At the same time, the cost of technology‐based goods and services is dropping, making it appear that health care costs are rising even faster than they are. Ironically, candidates’ proposals to increase the minimum wage or otherwise raise the cost of employment are likely to drive the cost of health care even higher.
It is also important to realize that we spend a lot of money on health care in this country simply because we can. Economists consider health care to be a “superior good,” meaning that spending rises as incomes rise. At the same time, there are natural limits to how much we can consume.
For instance, no matter how wealthy we become, we can only eat so much more food. There are far fewer limits when it comes to health care. We all want to live forever and will consume as much health care as it takes. That is why, across all countries, wealthier people devote a greater share of wealth to health care.
Looking at other countries, with their government‐run health‐care systems, provides no easy answers.

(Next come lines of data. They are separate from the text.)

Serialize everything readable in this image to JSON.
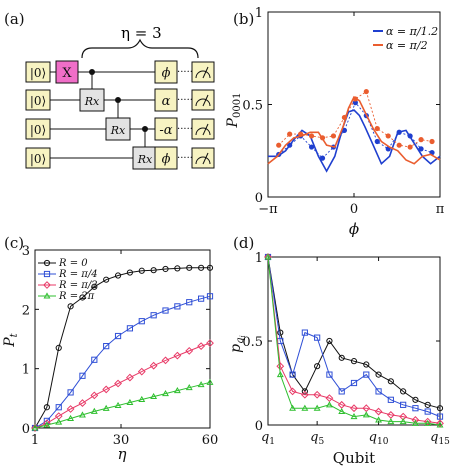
{
  "panel_labels": [
    "(a)",
    "(b)",
    "(c)",
    "(d)"
  ],
  "circuit": {
    "eta_label": "η = 3",
    "input_label": "|0⟩",
    "gates": {
      "x": "X",
      "rx": "Rx",
      "phi": "ϕ",
      "alpha": "α",
      "neg_alpha": "-α",
      "dots": "·····"
    },
    "colors": {
      "input": "#f7f3c2",
      "x_gate": "#f06ec8",
      "rx_gate": "#e3e3e3",
      "phase_gate": "#f7f3c2"
    }
  },
  "chart_data": [
    {
      "panel": "b",
      "type": "line",
      "xlabel": "ϕ",
      "ylabel": "P0001",
      "xlim": [
        -3.1416,
        3.1416
      ],
      "ylim": [
        0,
        1
      ],
      "xticks": [
        {
          "v": -3.1416,
          "t": "−π"
        },
        {
          "v": 0,
          "t": "0"
        },
        {
          "v": 3.1416,
          "t": "π"
        }
      ],
      "yticks": [
        {
          "v": 0,
          "t": "0"
        },
        {
          "v": 0.5,
          "t": "0.5"
        },
        {
          "v": 1,
          "t": "1"
        }
      ],
      "legend": [
        "α = π/1.2",
        "α = π/2"
      ],
      "legend_position": "top-right",
      "series": [
        {
          "name": "α = π/1.2",
          "color": "#1f3fcf",
          "line_x": [
            -3.14,
            -2.8,
            -2.5,
            -2.2,
            -1.9,
            -1.6,
            -1.3,
            -1.0,
            -0.7,
            -0.4,
            -0.2,
            0,
            0.2,
            0.4,
            0.7,
            1.0,
            1.3,
            1.6,
            1.9,
            2.2,
            2.5,
            2.8,
            3.14
          ],
          "line_y": [
            0.22,
            0.22,
            0.25,
            0.31,
            0.36,
            0.33,
            0.22,
            0.14,
            0.22,
            0.38,
            0.46,
            0.47,
            0.44,
            0.38,
            0.28,
            0.18,
            0.22,
            0.35,
            0.36,
            0.29,
            0.22,
            0.18,
            0.22
          ],
          "points_x": [
            -2.75,
            -2.35,
            -1.95,
            -1.55,
            -1.15,
            -0.75,
            -0.35,
            0.05,
            0.45,
            0.85,
            1.25,
            1.65,
            2.05,
            2.45,
            2.85
          ],
          "points_y": [
            0.23,
            0.28,
            0.33,
            0.27,
            0.21,
            0.27,
            0.36,
            0.51,
            0.44,
            0.3,
            0.26,
            0.35,
            0.33,
            0.26,
            0.24
          ]
        },
        {
          "name": "α = π/2",
          "color": "#ea5d2f",
          "line_x": [
            -3.14,
            -2.8,
            -2.5,
            -2.2,
            -1.9,
            -1.6,
            -1.3,
            -1.0,
            -0.7,
            -0.4,
            -0.2,
            0,
            0.2,
            0.4,
            0.7,
            1.0,
            1.3,
            1.6,
            1.9,
            2.2,
            2.5,
            2.8,
            3.14
          ],
          "line_y": [
            0.18,
            0.22,
            0.28,
            0.32,
            0.33,
            0.35,
            0.35,
            0.28,
            0.27,
            0.38,
            0.48,
            0.54,
            0.52,
            0.46,
            0.37,
            0.3,
            0.27,
            0.25,
            0.2,
            0.18,
            0.22,
            0.23,
            0.2
          ],
          "points_x": [
            -2.75,
            -2.35,
            -1.95,
            -1.55,
            -1.15,
            -0.75,
            -0.35,
            0.05,
            0.45,
            0.85,
            1.25,
            1.65,
            2.05,
            2.45,
            2.85
          ],
          "points_y": [
            0.28,
            0.34,
            0.34,
            0.33,
            0.32,
            0.33,
            0.43,
            0.53,
            0.57,
            0.37,
            0.33,
            0.28,
            0.27,
            0.31,
            0.3
          ]
        }
      ]
    },
    {
      "panel": "c",
      "type": "line",
      "xlabel": "η",
      "ylabel": "Pt",
      "xlim": [
        1,
        60
      ],
      "ylim": [
        0,
        3
      ],
      "xticks": [
        {
          "v": 1,
          "t": "1"
        },
        {
          "v": 30,
          "t": "30"
        },
        {
          "v": 60,
          "t": "60"
        }
      ],
      "yticks": [
        {
          "v": 0,
          "t": "0"
        },
        {
          "v": 1,
          "t": "1"
        },
        {
          "v": 2,
          "t": "2"
        },
        {
          "v": 3,
          "t": "3"
        }
      ],
      "x": [
        1,
        5,
        9,
        13,
        17,
        21,
        25,
        29,
        33,
        37,
        41,
        45,
        49,
        53,
        57,
        60
      ],
      "legend": [
        "R = 0",
        "R = π/4",
        "R = π/2",
        "R = 2π"
      ],
      "legend_position": "top-left",
      "series": [
        {
          "name": "R = 0",
          "color": "#111111",
          "marker": "circle",
          "values": [
            0.0,
            0.35,
            1.35,
            2.05,
            2.2,
            2.38,
            2.5,
            2.57,
            2.62,
            2.65,
            2.66,
            2.68,
            2.69,
            2.7,
            2.7,
            2.7
          ]
        },
        {
          "name": "R = π/4",
          "color": "#2f4fd6",
          "marker": "square",
          "values": [
            0.0,
            0.12,
            0.35,
            0.6,
            0.88,
            1.15,
            1.38,
            1.55,
            1.68,
            1.8,
            1.9,
            1.98,
            2.05,
            2.12,
            2.18,
            2.22
          ]
        },
        {
          "name": "R = π/2",
          "color": "#e83a67",
          "marker": "diamond",
          "values": [
            0.0,
            0.08,
            0.2,
            0.32,
            0.42,
            0.55,
            0.65,
            0.75,
            0.85,
            0.95,
            1.05,
            1.14,
            1.22,
            1.3,
            1.38,
            1.43
          ]
        },
        {
          "name": "R = 2π",
          "color": "#2fbf2f",
          "marker": "triangle",
          "values": [
            0.0,
            0.05,
            0.1,
            0.16,
            0.22,
            0.28,
            0.33,
            0.38,
            0.43,
            0.48,
            0.53,
            0.58,
            0.63,
            0.68,
            0.73,
            0.77
          ]
        }
      ]
    },
    {
      "panel": "d",
      "type": "line",
      "xlabel": "Qubit",
      "ylabel": "pqi",
      "xlim": [
        1,
        15
      ],
      "ylim": [
        0,
        1
      ],
      "xticks": [
        {
          "v": 1,
          "t": "q",
          "s": "1"
        },
        {
          "v": 5,
          "t": "q",
          "s": "5"
        },
        {
          "v": 10,
          "t": "q",
          "s": "10"
        },
        {
          "v": 15,
          "t": "q",
          "s": "15"
        }
      ],
      "yticks": [
        {
          "v": 0,
          "t": "0"
        },
        {
          "v": 0.5,
          "t": "0.5"
        },
        {
          "v": 1,
          "t": "1"
        }
      ],
      "x": [
        1,
        2,
        3,
        4,
        5,
        6,
        7,
        8,
        9,
        10,
        11,
        12,
        13,
        14,
        15
      ],
      "series": [
        {
          "color": "#111111",
          "marker": "circle",
          "values": [
            1.0,
            0.55,
            0.3,
            0.2,
            0.35,
            0.5,
            0.4,
            0.38,
            0.36,
            0.3,
            0.26,
            0.2,
            0.15,
            0.12,
            0.1
          ]
        },
        {
          "color": "#2f4fd6",
          "marker": "square",
          "values": [
            1.0,
            0.5,
            0.3,
            0.55,
            0.52,
            0.3,
            0.2,
            0.25,
            0.3,
            0.2,
            0.15,
            0.12,
            0.1,
            0.08,
            0.05
          ]
        },
        {
          "color": "#e83a67",
          "marker": "diamond",
          "values": [
            1.0,
            0.35,
            0.2,
            0.18,
            0.18,
            0.16,
            0.12,
            0.1,
            0.1,
            0.08,
            0.06,
            0.05,
            0.03,
            0.02,
            0.01
          ]
        },
        {
          "color": "#2fbf2f",
          "marker": "triangle",
          "values": [
            1.0,
            0.3,
            0.1,
            0.1,
            0.1,
            0.12,
            0.08,
            0.05,
            0.06,
            0.03,
            0.02,
            0.02,
            0.01,
            0.01,
            0.0
          ]
        }
      ]
    }
  ]
}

Yes, as noted, other countries spend less than we do, but that is for the most part because they started at a lower base. If you look at year‐over‐year spending increases, the growth in US health care expenditures has been roughly in the middle of the pack over the last 20 years.
Systems commonly cited by advocates of single‐payer health care have actually been growing faster than the United States. For example, from 2000 to 2015 (the last year for which comparable data is available), health care spending in the United States grew by an annual average of 5.1 percent. That’s considerably less than the 6.8 percent average in the United Kingdom or the 6.4 percent average in Sweden.
US spending did grow slightly faster than Germany (4.7 percent) but slower than the Netherlands (6 percent), Japan (5.8 percent) and Norway (5.4 percent).
None of this means that our health care costs are not distributed in ways that cause hardship for many Americans, that our spending is used in the most efficient and effective manner or that we always receive value commensurate with our spending. We can and should try to do better. In this regard, there are many good proposals for reform from both the left and right.
But when candidates promise a system that will cover every American with benefits far more extensive than dreamed of in other countries for less money than we spend today … well, I would like my unicorn to have purple stripes please.